TUI AG rallied 5.1 percent to 9.83 euros as the German owner of Europe’s largest travel company said profit at Hapag-Lloyd boosted its full-year operating result. Hapag contributed 150 million euros ($200.9 million) to net income compared with a loss of 174 million euros a year earlier, Hanover, Germany-based TUI said today.
BP Plc gained 3.2 percent to 473.1 pence as the international oil company sold fields in Pakistan to Hong Kong-based investment group United Energy Group Ltd. as part of its plan to pay for the Gulf of Mexico oil spill.
Vestas Wind Systems A/S rose 4.7 percent to 181.90 kroner. The company won an order for 30 turbines of its V52-850 kilowatt model for a project in Cape Verde, the company said.
Vilmorin & Cie. gained 3.3 percent to 85.75 euros after Europe’s second-biggest seed company was raised to “outperform” from “underperform” at CA Cheuvreux.
ProSiebenSat slumped 5.7 percent to 21.68 euros for the largest decline in the Stoxx 600 after Die Welt newspaper reported that Kohlberg Kravis Roberts & Co. and Permira LLP aim to sell the broadcaster next year.

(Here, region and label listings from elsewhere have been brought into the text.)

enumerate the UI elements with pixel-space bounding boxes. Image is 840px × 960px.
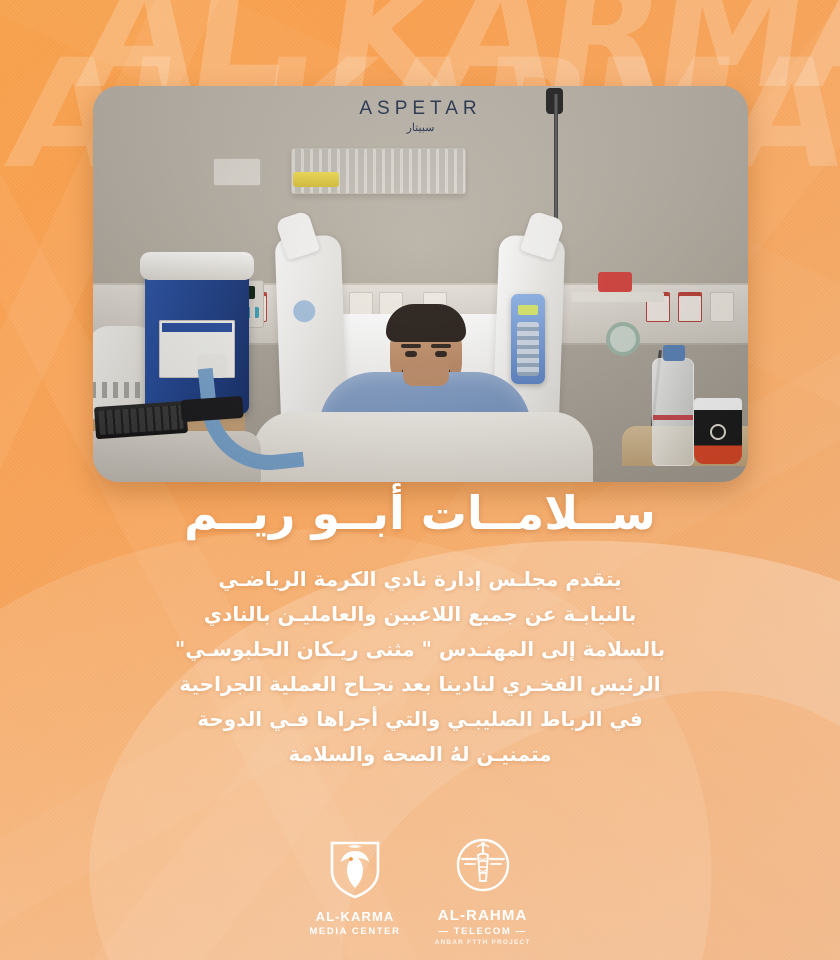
tv-remote-keypad — [94, 401, 188, 439]
red-supply-box — [598, 272, 632, 292]
bed-rail-control-dot — [293, 300, 316, 323]
announcement-body: يتقدم مجلـس إدارة نادي الكرمة الرياضـي ب… — [90, 562, 750, 772]
aspetar-sign: ASPETAR سبيتار — [93, 98, 748, 134]
wall-utility-box — [213, 158, 261, 186]
al-rahma-logo-name: AL-RAHMA — [438, 907, 528, 924]
footer-logo-row: AL-KARMA MEDIA CENTER AL-RAHMA — [0, 837, 840, 946]
body-line-2: بالنيابـة عن جميع اللاعبين والعامليـن با… — [90, 597, 750, 632]
gas-outlet-valve — [606, 322, 640, 356]
remote-keys — [98, 405, 183, 435]
nurse-call-remote — [511, 294, 545, 384]
coffee-cup-logo — [710, 424, 726, 440]
telecom-tower-circle-icon — [454, 837, 512, 902]
patient-photo-card: ASPETAR سبيتار 1/500 — [93, 86, 748, 482]
body-line-5: في الرباط الصليبـي والتي أجراها فـي الدو… — [90, 702, 750, 737]
cooler-label-header — [162, 323, 232, 332]
body-line-4: الرئيس الفخـري لنادينا بعد نجـاح العملية… — [90, 667, 750, 702]
equipment-shelf — [572, 292, 664, 302]
patient-hair — [386, 304, 466, 342]
overhead-wire-rack — [291, 148, 466, 194]
yellow-supply-pack — [293, 172, 339, 187]
aspetar-sign-english: ASPETAR — [93, 98, 748, 120]
remote-indicator — [518, 305, 538, 315]
patient-neck — [403, 358, 449, 386]
wall-socket-red — [678, 292, 702, 322]
water-bottle-cap — [663, 345, 685, 361]
aspetar-sign-arabic: سبيتار — [93, 121, 748, 134]
patient-eye-left — [405, 351, 417, 357]
al-rahma-logo-subtitle: — TELECOM — — [438, 926, 526, 937]
bed-sheet — [253, 412, 593, 482]
al-rahma-telecom-logo: AL-RAHMA — TELECOM — ANBAR FTTH PROJECT — [435, 837, 531, 946]
water-bottle-label — [653, 415, 693, 420]
eagle-shield-icon — [328, 837, 382, 904]
water-jug-pattern — [93, 382, 153, 398]
hospital-room-photo: ASPETAR سبيتار 1/500 — [93, 86, 748, 482]
body-line-6: متمنيـن لهُ الصحة والسلامة — [90, 737, 750, 772]
al-karma-logo-name: AL-KARMA — [316, 909, 395, 924]
wall-socket — [710, 292, 734, 322]
body-line-1: يتقدم مجلـس إدارة نادي الكرمة الرياضـي — [90, 562, 750, 597]
patient-eye-right — [435, 351, 447, 357]
patient-eyebrow-left — [401, 344, 421, 348]
body-line-3: بالسلامة إلى المهنـدس " مثنى ريـكان الحل… — [90, 632, 750, 667]
paper-coffee-cup — [694, 398, 742, 464]
page-title: ســلامــات أبــو ريــم — [0, 486, 840, 540]
mobile-phone — [180, 396, 243, 422]
cooler-lid — [140, 252, 254, 280]
remote-buttons — [517, 322, 539, 376]
water-bottle — [652, 358, 694, 466]
al-karma-media-center-logo: AL-KARMA MEDIA CENTER — [309, 837, 400, 937]
al-karma-logo-subtitle: MEDIA CENTER — [309, 926, 400, 937]
poster-canvas: AL KARMA AL KARMA ASPETAR سبيتار — [0, 0, 840, 960]
patient-eyebrow-right — [431, 344, 451, 348]
al-rahma-logo-tagline: ANBAR FTTH PROJECT — [435, 939, 531, 946]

Die Welt cited unidentified people in the financial markets.
Outokumpu declined 5.4 percent to 13.10 euros after the Finnish stainless-steel maker forecast that fourth-quarter operating profit will be “clearly negative” rather than close to breakeven, the company said.
Basic-resource shares posted the second-worst performance among 19 industry groups in the Stoxx 600, dropping 0.7 percent. ThyssenKrupp AG, Germany’s largest steelmaker, slid 1.5 percent to 31.16 euros, while Acerinox SA retreated 1 percent to 11.83 euros.
German carmakers paced declines by a measure of European automobile makers. Volkswagen AG, Europe’s largest carmaker, lost 1.9 percent to 128.90 euros. Bayerische Motoren Werke AG and Daimler AG, the world’s biggest makers of luxury cars, fell 1.5 percent to 62.47 euros and 1.2 percent to 54.11 euros, respectively.
Allied Irish Banks Plc dropped 4.6 percent to 43.9 euro cents, erasing yesterday’s advance. The Dublin-based lender, which is being bailed out by the government, decided not to pay bonuses to some employees in its markets unit following a letter it received from Finance Minister Brian Lenihan.
Meetic SA, the operator of a dating website, tumbled 13 percent to 16.87 euros after founder and Chief Executive Officer Marc Simoncini abandoned his plans to sell the company. Separately, the shares were cut to “underperform” from “outperform” at Cheuvreux.